Mírame cuando te corras
y sí, tu gime:
-¡Dios!
que yo digo:
-Dime.
Y devuélveme mi corazón
tatuándomelo con arañazos
en la espalda.
Porque pocas cosas
hay más bonitas
que arremeter,
a golpe de cadera,
contra ideas fijas
y hacerlas temblar y caer
como la más alta Torre de Babel,
en nuestra cama,
hablando los dos
con lenguas distintas
pero el mismo idioma
con nuestros cuerpos.

Me colgué de tus besos en mi pecho
y me tiré del trampolín de tus pestañas
para hundirme de lleno
en los abrazos de un sueño
justo antes de que un “te quiero”
se perdiera en la punta de mi lengua
y revoloteara así en el cielo de mi boca.

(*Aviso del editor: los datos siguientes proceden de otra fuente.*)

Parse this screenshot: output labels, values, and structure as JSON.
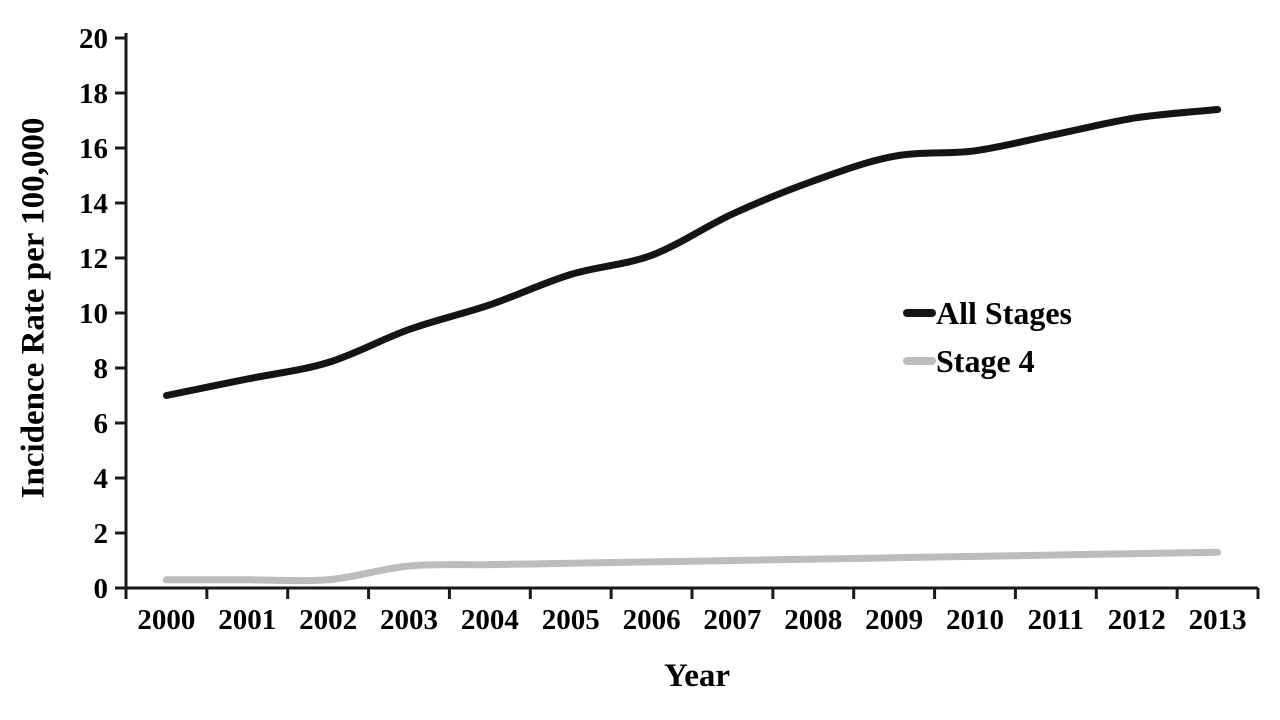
{
  "figure": {
    "background_color": "#ffffff",
    "axis_color": "#1a1a1a"
  },
  "chart_data": {
    "type": "line",
    "title": "",
    "xlabel": "Year",
    "ylabel": "Incidence Rate per 100,000",
    "x": [
      "2000",
      "2001",
      "2002",
      "2003",
      "2004",
      "2005",
      "2006",
      "2007",
      "2008",
      "2009",
      "2010",
      "2011",
      "2012",
      "2013"
    ],
    "series": [
      {
        "name": "All Stages",
        "color": "#141414",
        "values": [
          7.0,
          7.6,
          8.2,
          9.4,
          10.3,
          11.4,
          12.1,
          13.6,
          14.8,
          15.7,
          15.9,
          16.5,
          17.1,
          17.4
        ]
      },
      {
        "name": "Stage 4",
        "color": "#bcbcbc",
        "values": [
          0.3,
          0.3,
          0.3,
          0.8,
          0.85,
          0.9,
          0.95,
          1.0,
          1.05,
          1.1,
          1.15,
          1.2,
          1.25,
          1.3
        ]
      }
    ],
    "ylim": [
      0,
      20
    ],
    "ytick_step": 2,
    "grid": false,
    "legend_position": "right-center"
  }
}
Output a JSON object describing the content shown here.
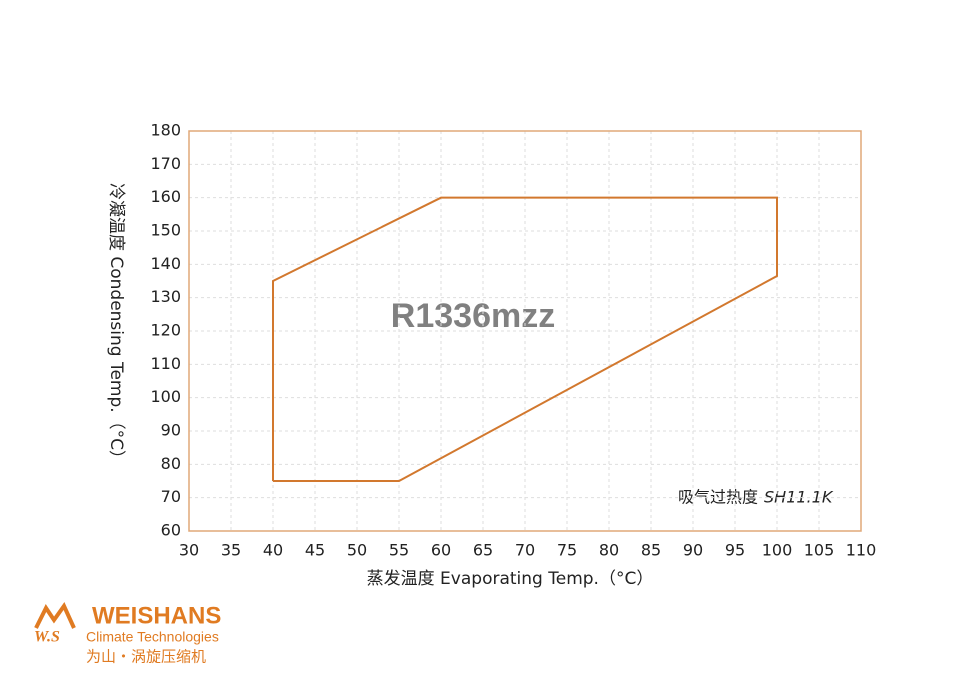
{
  "chart_data": {
    "type": "line",
    "x": [
      40,
      40,
      60,
      100,
      100,
      55,
      40
    ],
    "values": [
      75,
      135,
      160,
      160,
      136.5,
      75,
      75
    ],
    "color": "#d2782e",
    "xlim": [
      30,
      110
    ],
    "xticks": [
      30,
      35,
      40,
      45,
      50,
      55,
      60,
      65,
      70,
      75,
      80,
      85,
      90,
      95,
      100,
      105,
      110
    ],
    "ylim": [
      60,
      180
    ],
    "yticks": [
      60,
      70,
      80,
      90,
      100,
      110,
      120,
      130,
      140,
      150,
      160,
      170,
      180
    ],
    "grid": true,
    "x_label": "蒸发温度  Evaporating Temp.（°C）",
    "y_label": "冷凝温度 Condensing Temp.（°C）",
    "annotations": [
      "R1336mzz",
      "吸气过热度",
      "SH11.1K"
    ]
  },
  "logo": {
    "mark": "W.S",
    "name": "WEISHANS",
    "tagline": "Climate Technologies",
    "chinese": "为山・涡旋压缩机"
  }
}
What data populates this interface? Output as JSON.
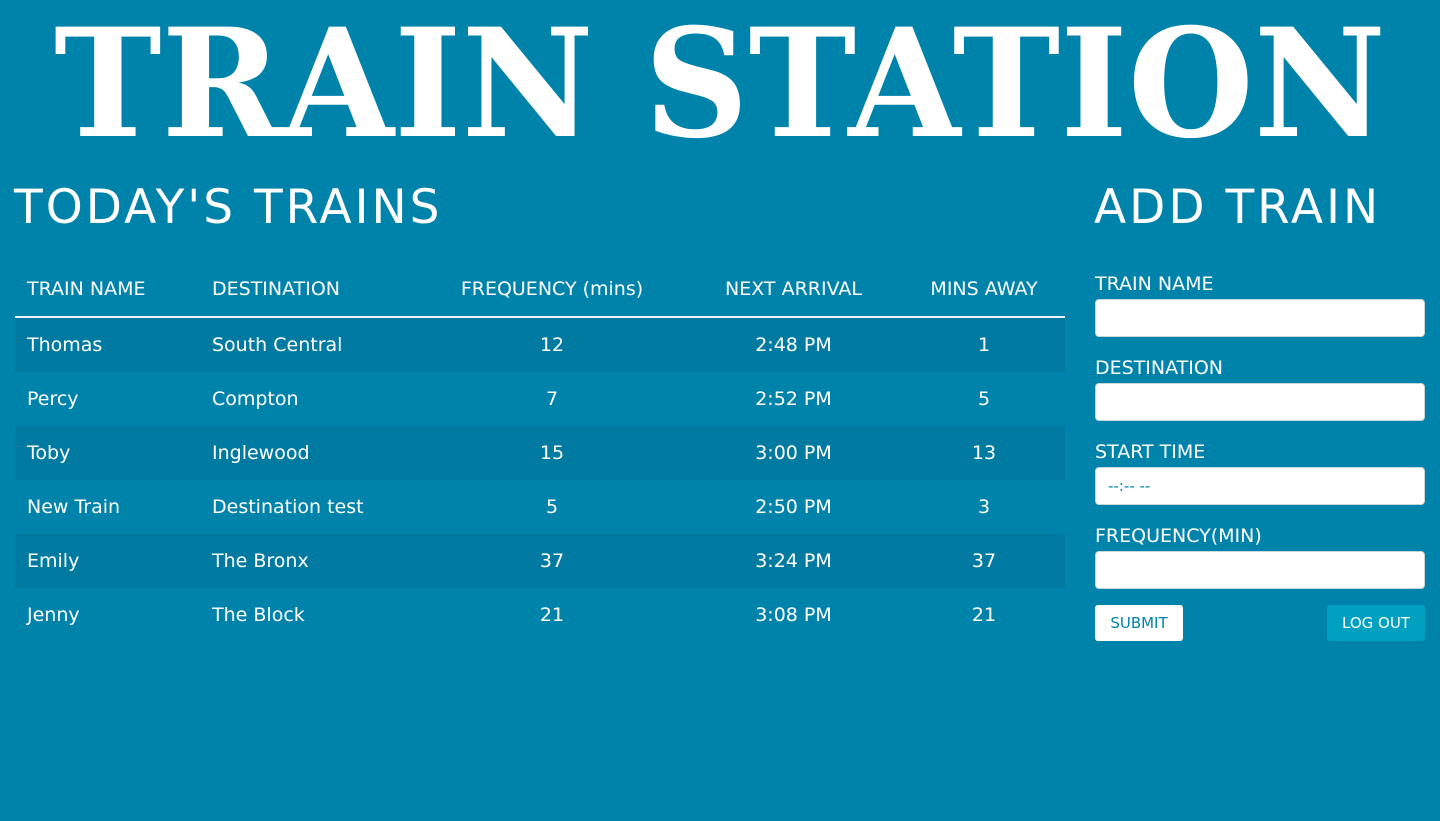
{
  "banner": {
    "title": "TRAIN STATION"
  },
  "schedule": {
    "title": "TODAY'S TRAINS",
    "columns": [
      "TRAIN NAME",
      "DESTINATION",
      "FREQUENCY (mins)",
      "NEXT ARRIVAL",
      "MINS AWAY"
    ],
    "rows": [
      [
        "Thomas",
        "South Central",
        "12",
        "2:48 PM",
        "1"
      ],
      [
        "Percy",
        "Compton",
        "7",
        "2:52 PM",
        "5"
      ],
      [
        "Toby",
        "Inglewood",
        "15",
        "3:00 PM",
        "13"
      ],
      [
        "New Train",
        "Destination test",
        "5",
        "2:50 PM",
        "3"
      ],
      [
        "Emily",
        "The Bronx",
        "37",
        "3:24 PM",
        "37"
      ],
      [
        "Jenny",
        "The Block",
        "21",
        "3:08 PM",
        "21"
      ]
    ]
  },
  "form": {
    "title": "ADD TRAIN",
    "train_name_label": "TRAIN NAME",
    "train_name_value": "",
    "destination_label": "DESTINATION",
    "destination_value": "",
    "start_time_label": "START TIME",
    "start_time_placeholder": "--:-- --",
    "frequency_label": "FREQUENCY(MIN)",
    "frequency_value": "",
    "submit_label": "SUBMIT",
    "logout_label": "LOG OUT"
  },
  "colors": {
    "background": "#0083ab",
    "row_stripe": "#007aa0",
    "logout_button": "#00a0c0",
    "text": "#ffffff"
  }
}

Y tal vez saliera libre con el primer ronquido
pero seguro que para entonces ya estarías dormida
y ese te quiero sigue planeando ligero,
como el amor,
entre las paredes de tu habitación.
Búscalo.

Y quizá tenga suerte
y no lo encuentres
porque odio la irreversibilidad de un “te quiero”.
A penas puedes hacerlo reversible
con procesos cuasiestáticos e isoentrópicos.
Porque normalmente
un “te quiero” se queda ahí
como una losa
que lleva por epitafio: “Gracias”
y que marca tu sentencia de muerte,
o acaba como un hito
en tu camino de la vida
que indica el inicio de la felicidad.